Actuellement, certaines aides à la garde d'enfants sont disponibles pour inciter les parents isolés à travailler et combler les lacunes, mais elles sont insuffisantes et coûteuses. Pour permettre à davantage de personnes de travailler, des services de garde d'enfants gratuits doivent être assurés.
Toute mention de l'amélioration de la situation économique des gens soulève toujours la question de savoir comment cette somme sera payée. Les néolibéraux ne posent jamais cette question lorsque les fonds publics sont ouverts pour aider les entreprises et les riches. Par exemple, après le krach financier de 2007-2008, le gouvernement a fourni 1 162 milliards de livres sterling de liquidités et de garanties pour renflouer le secteur bancaire. Un montant supplémentaire de 895 milliards de livres sterling d'assouplissement quantitatif a été mis en place pour soutenir les marchés des capitaux. Les gouvernements ont renfloué les banques et les sociétés énergétiques, accordé des subventions au pétrole, au gaz, au charbon, à l’acier, à l’automobile, aux chemins de fer, à l’eau, à Internet, à l’armement et à de nombreuses autres industries. Pourtant, les mêmes considérations ne s’appliquent pas au bien-être des personnes et aux services qui leur permettent de travailler et de générer de la richesse.
Le gouvernement peut créer de l’argent pour parvenir à une société équitable et retirer les sommes provoquant l’inflation grâce à une taxation sélective des partis réalisant des gains excessifs. Les gouvernements doivent également se concentrer sur la fuite des recettes fiscales. Le HMRC admet qu’il n’a pas réussi à collecter plus de 500 milliards de livres sterling d’impôts depuis 2010. D’autres affirment qu’il est plus proche d’environ 1 400 milliards de livres sterling. Cela n’inclut pas les impôts perdus en raison du transfert de bénéfices par les grandes entreprises ou de l’argent caché dans les paradis fiscaux par les riches.

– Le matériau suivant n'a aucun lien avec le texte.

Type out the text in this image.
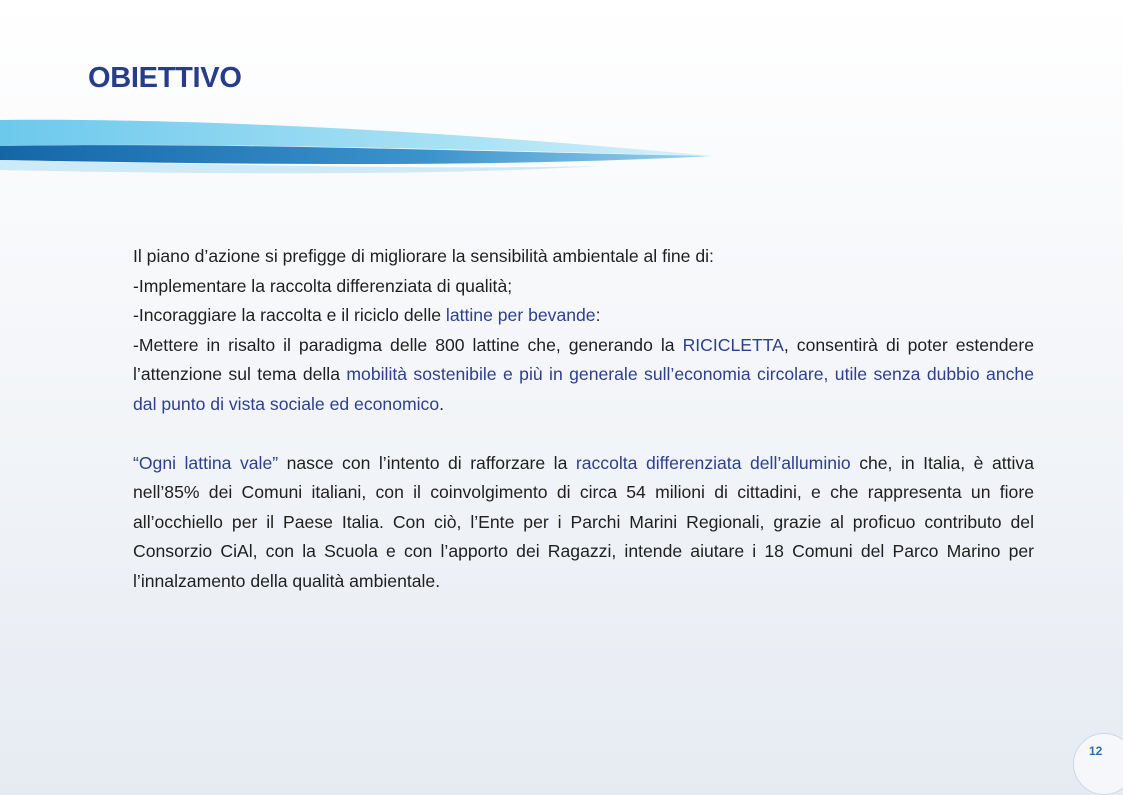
OBIETTIVO

Il piano d’azione si prefigge di migliorare la sensibilità ambientale al fine di:
-Implementare la raccolta differenziata di qualità;
-Incoraggiare la raccolta e il riciclo delle lattine per bevande:
-Mettere in risalto il paradigma delle 800 lattine che, generando la RICICLETTA, consentirà di poter estendere l’attenzione sul tema della mobilità sostenibile e più in generale sull’economia circolare, utile senza dubbio anche dal punto di vista sociale ed economico.

“Ogni lattina vale” nasce con l’intento di rafforzare la raccolta differenziata dell’alluminio che, in Italia, è attiva nell’85% dei Comuni italiani, con il coinvolgimento di circa 54 milioni di cittadini, e che rappresenta un fiore all’occhiello per il Paese Italia. Con ciò, l’Ente per i Parchi Marini Regionali, grazie al proficuo contributo del Consorzio CiAl, con la Scuola e con l’apporto dei Ragazzi, intende aiutare i 18 Comuni del Parco Marino per l’innalzamento della qualità ambientale.

12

Le gouvernement peut éliminer les politiques fiscales régressives. Par exemple, il doit imposer les gains en capital et les dividendes au même taux que les salaires. En limitant l'allégement fiscal des cotisations de retraite à 20 % pour tous, c'est-à-dire en refusant les allègements fiscaux de 40 % et 45 % aux hauts revenus, le gouvernement peut générer un excédent de 14,5 milliards de livres sterling. Il peut remplacer la taxe d'habitation par l'impôt local sur le revenu. Il existe de nombreuses autres alternatives, allant de l’impôt sur les bénéfices exceptionnels à l’impôt sur la fortune en passant par l’impôt sur les transactions financières, mais les gouvernements se sont habitués à mettre sous pression les familles à revenus faibles et moyens.

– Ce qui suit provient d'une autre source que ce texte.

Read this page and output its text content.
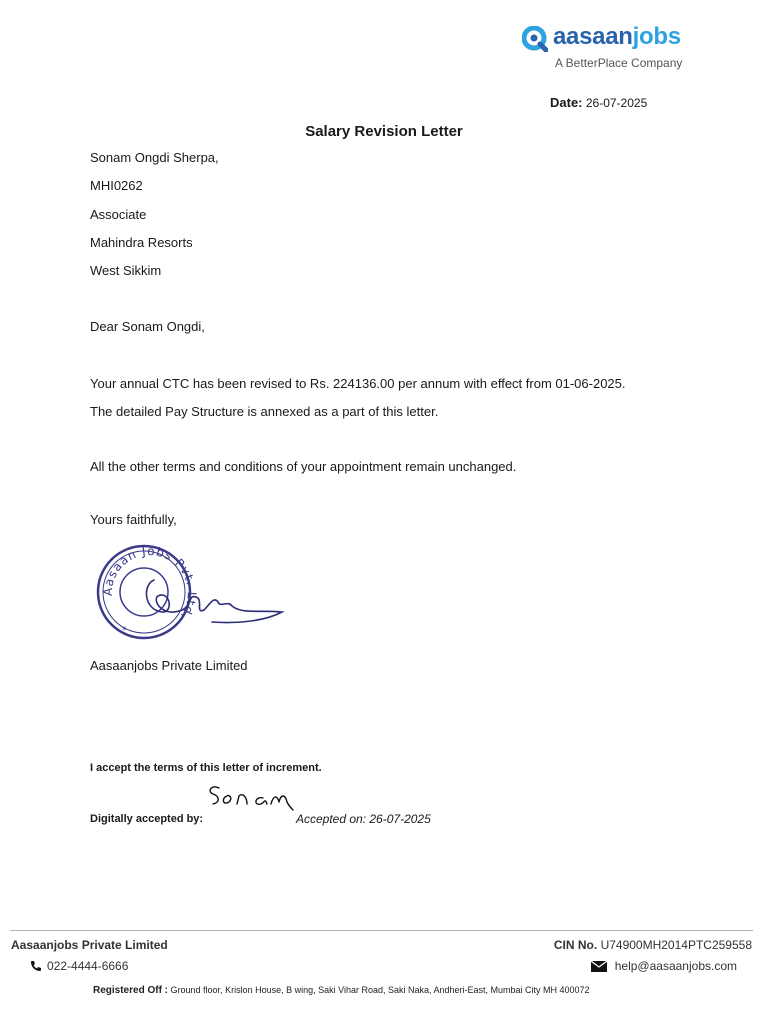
aasaanjobs
A BetterPlace Company
Date: 26-07-2025
Salary Revision Letter
Sonam Ongdi Sherpa,
MHI0262
Associate
Mahindra Resorts
West Sikkim
Dear Sonam Ongdi,
Your annual CTC has been revised to Rs. 224136.00 per annum with effect from 01-06-2025.
The detailed Pay Structure is annexed as a part of this letter.
All the other terms and conditions of your appointment remain unchanged.
Yours faithfully,
Aasaan Jobs Pvt. Ltd.
*
Aasaanjobs Private Limited
I accept the terms of this letter of increment.
Digitally accepted by:	Accepted on: 26-07-2025
Aasaanjobs Private Limited
022-4444-6666
CIN No. U74900MH2014PTC259558
help@aasaanjobs.com
Registered Off : Ground floor, Krislon House, B wing, Saki Vihar Road, Saki Naka, Andheri-East, Mumbai City MH 400072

Améliorer le revenu disponible des masses est la clé pour garantir la croissance économique et construire une économie durable. Les familles à revenus faibles et moyens ont tendance à dépenser de l’argent pour des articles du quotidien, ce qui a un effet multiplicateur plus important sur les économies locales. Un revenu disponible plus élevé pour les masses sort les gens de la pauvreté et réduit la pression sur le NHS, les services sociaux et les demandes de prestations. Pourtant, les gouvernements successifs ont adapté leurs politiques économiques et fiscales pour appauvrir les masses. De telles politiques n’ont apporté ni croissance économique ni bonheur et doivent être abandonnées.